The tobacco industry has been desperately doing all it can to block the approval of this historic treaty but has failed. The Bush administration wrote to each of 191 member nations of the World health Organisation lobbying for a provision that would permit any government to nullify any part of the treaty that they found unacceptable. This was so inane that it disgusted member nations and thankfully it went up in smoke.
With sales dwindling in Northern countries, the tobacco giants trained their sights on the weak developing nations of the South and increasingly targeted the youth and female as their next victims.

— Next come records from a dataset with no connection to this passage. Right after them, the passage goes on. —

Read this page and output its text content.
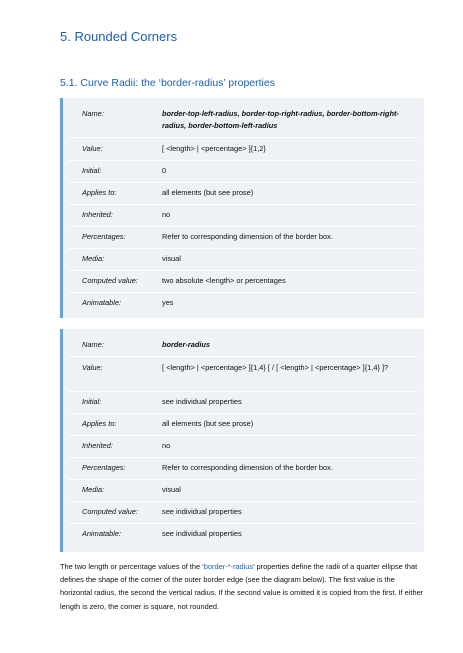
5. Rounded Corners
5.1. Curve Radii: the ‘border-radius’ properties
Name:	border-top-left-radius, border-top-right-radius, border-bottom-right-radius, border-bottom-left-radius
Value:	[ <length> | <percentage> ]{1,2}
Initial:	0
Applies to:	all elements (but see prose)
Inherited:	no
Percentages:	Refer to corresponding dimension of the border box.
Media:	visual
Computed value:	two absolute <length> or percentages
Animatable:	yes
Name:	border-radius
Value:	[ <length> | <percentage> ]{1,4} [ / [ <length> | <percentage> ]{1,4} ]?
Initial:	see individual properties
Applies to:	all elements (but see prose)
Inherited:	no
Percentages:	Refer to corresponding dimension of the border box.
Media:	visual
Computed value:	see individual properties
Animatable:	see individual properties

The two length or percentage values of the ‘border-*-radius’ properties define the radii of a quarter ellipse that defines the shape of the corner of the outer border edge (see the diagram below). The first value is the horizontal radius, the second the vertical radius. If the second value is omitted it is copied from the first. If either length is zero, the corner is square, not rounded.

In Asia and the developing world there is a huge smoking habit that was fuelled by a compelling advertisement campaign for many years. By the year 2030 five million people a year will be dying from smoke related diseases and 70 per cent of them will be from developing countries.
Every human desire and need is exploited by the tobacco advertising juggernaut to advance the smoking habit: sex, sports, wealth, happiness and colonial superiority.
In the Philippines a newly passed law has come into effect banning smoking in all public places including restaurants, except for separate designated areas.
The Secretary of Tourism, Richard Gordon, has appealed to all local mayors to delay the implementation because the tourism and entertainment industry is being badly effected. Tourists, he claims are staying away because of the new law.
So where daily kidnapping, beheadings, a military mutiny, a Muslim war, terrorist bombings and death squads have failed to deter the tourists, the smoking ban, he says is succeeding and it must be blocked. Incredible!